Comme c’est l’usage désormais chez Botticelli, le dramatique et l’élégance formelle – dans les figures élancées, dans les mouvements gracieux des personnages et des animaux se fondent en produisant un effet de récit suspendu entre la fable et la réalité.
Vénus et Mars, et détail, 1482-1483, Sandro Botticelli (Londres National, Gallery). Il y a une vaste gamme d’interprétations à propos du sujet de ce tableau qui montre Vénus, consciente et tranquille, observant Mars endormi, alors que de petits faunes s’ébattent autour du couple et jouent avec les armes du dieu.

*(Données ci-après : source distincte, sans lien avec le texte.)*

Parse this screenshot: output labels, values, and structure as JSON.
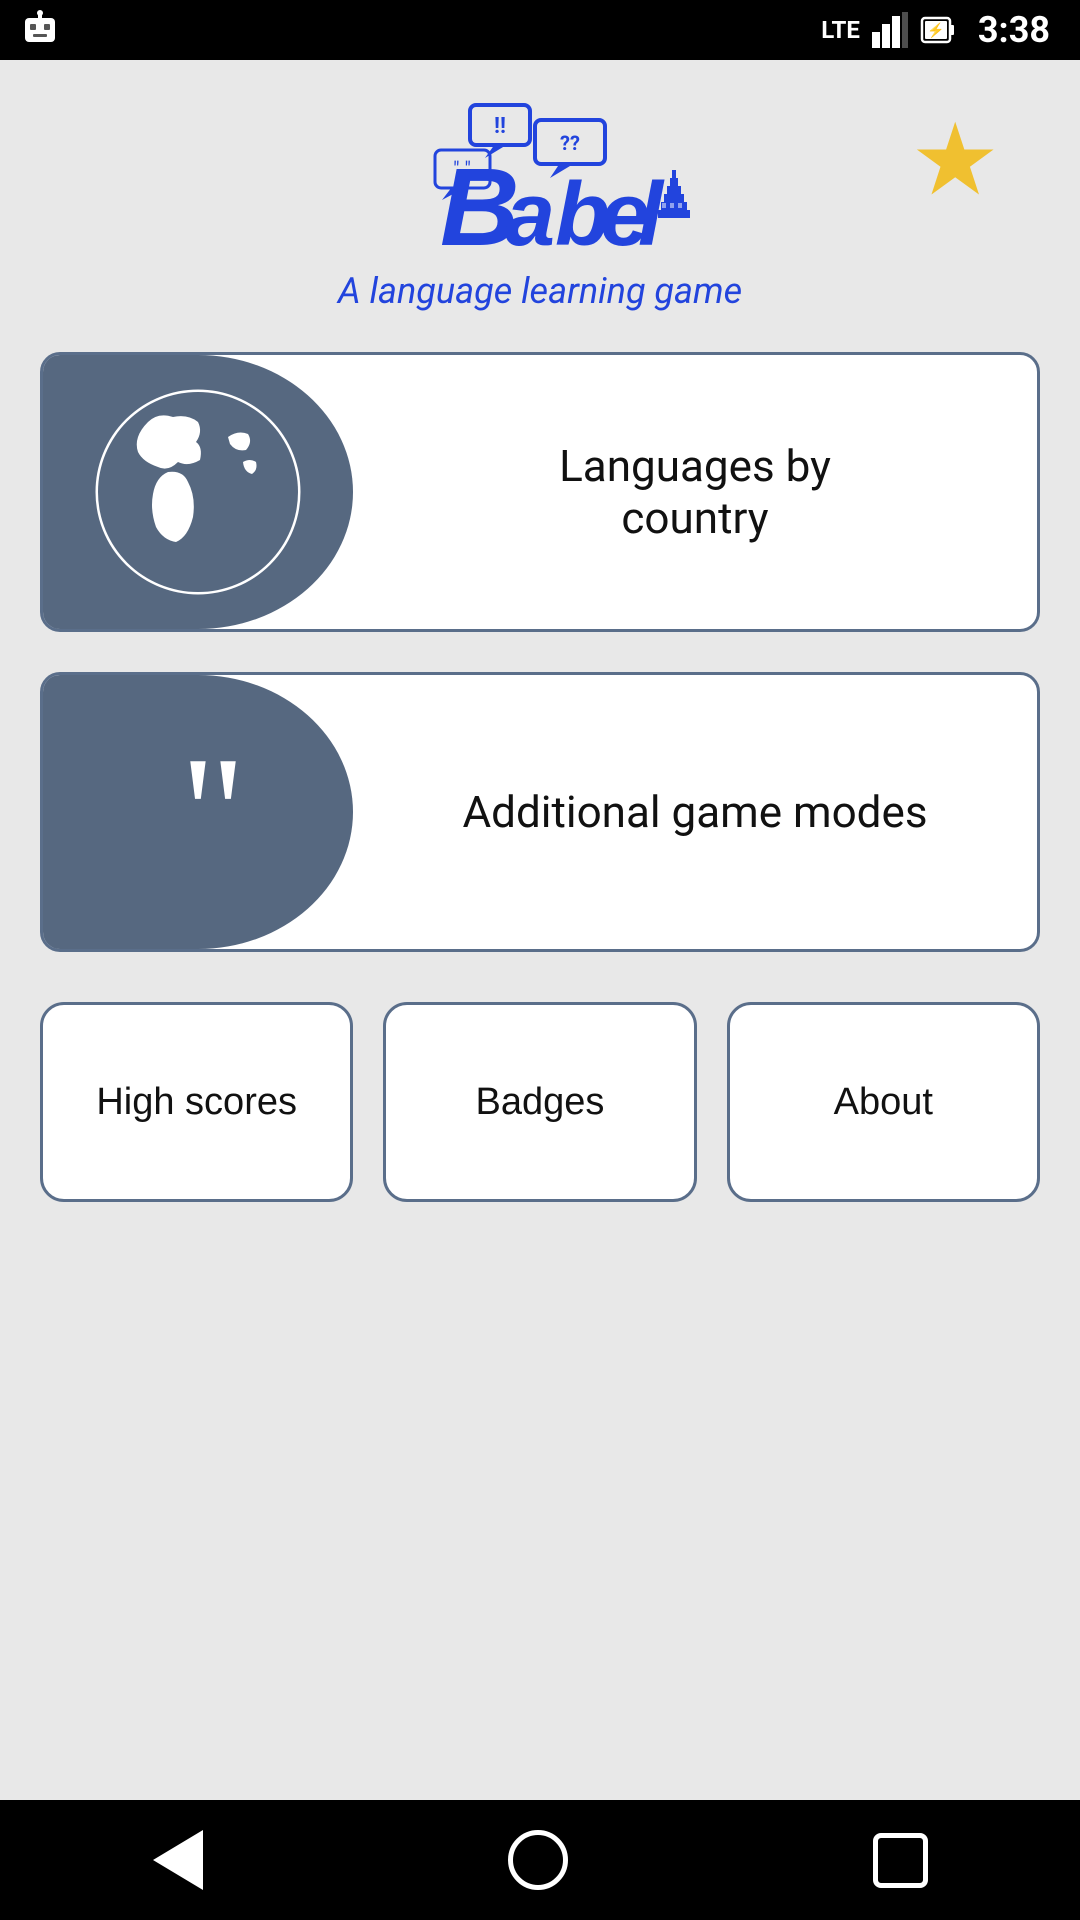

On peut le rattacher encore une fois aux thèmes humanistes, c’est-à-dire Vénus, la personnification de l’amour qui vainc Mars symbolisant la discorde. Malgré la présence plaisante des faunes, l’atmosphère qui caractérise le tableau n’est pas sereine : le sommeil du dieu est fait de lassitude et d’abandon, alors qu’une inquiétude subtile vibre dans le regard de la déesse.
Pallas et le Centaure, 1482, Sandro Botticelli (Florence, Offices). Cette œuvre peinte pour Laurent, fils de Pierre-François de Médicis, peut-être la dernière œuvre de la trilogie dont les deux premiers éléments étaient le Printemps et la Naissance de Vénus. Pour cette toile on est également en présence d’une remarquable variété d’interprétations thématiques. Celle qui est aujourd’hui la plus acceptée appartient encore à la symbolique humaniste : la sagesse (Pallas) qui maîtrise l’instinct (le Centaure), en concluant le concept de définition d' »Humanitas » présent dans les deux autres représentations allégoriques. Il est certain que toute la composition possède un ton d’une grande élégance, confié au rythme de la ligne et aux correspondances plastiques entre les figures et les roches « qui s’assemblent en une architecture ordonnée et très solide ressemblant aux ruines de Rome ».
Ainsi s’achève l’activité figurative qui apparaît comme la plus sereine et la plus féconde de l’artiste. La situation historique changera avec la mort du Magnifique (1492) et l’invasion du roi de France Charles VIII (1494), dont la conséquence fut l’expulsion de Florence de Pierre de Médicis et l’éclipse temporaire du pouvoir de cette famille sur la ville. Les sentiments exprimés dans la peinture de Botticelli et certaines solutions figuratives changeront également. Son art acquerra alors de nouvelles tensions et inquiétudes. La figure complexe de Savanarole apparaît sur l’horizon politique florentin et sur le paysage de la culture humaniste en déclin.
La Calomnie et détail, 1495, Sandro Botticelli (Florence, musée des Offices). L’œuvre provient de la demeure des Segni, importante famille florentine, et fait référence à un tableau perdu du plus célèbre peintre de l’Antiquité, Apelle, qui vécut au IVe siècle avant J.C. Ce dernier aurait peint une allégorie de la Calomnie, en témoignage des fausses accusations dont il avait été victime. Le tableau est décrit par Lucien de Samosate et aussi par Alberti (dans son traité De la Peinture) ;
Botticelli s’appuie sur ces descriptions et situe sa composition dans une architecture imposante dont les reliefs fourmillent de références classiques. La profusion des statues et des bas-reliefs représentant des divinités et des héros de l’Antiquité n’a pas seulement pour but de créer un contexte classique : leur caractère imperturbable et lointain semble marquer chez Sandro un adieu définitif à la philosophie qu’elles incarnent.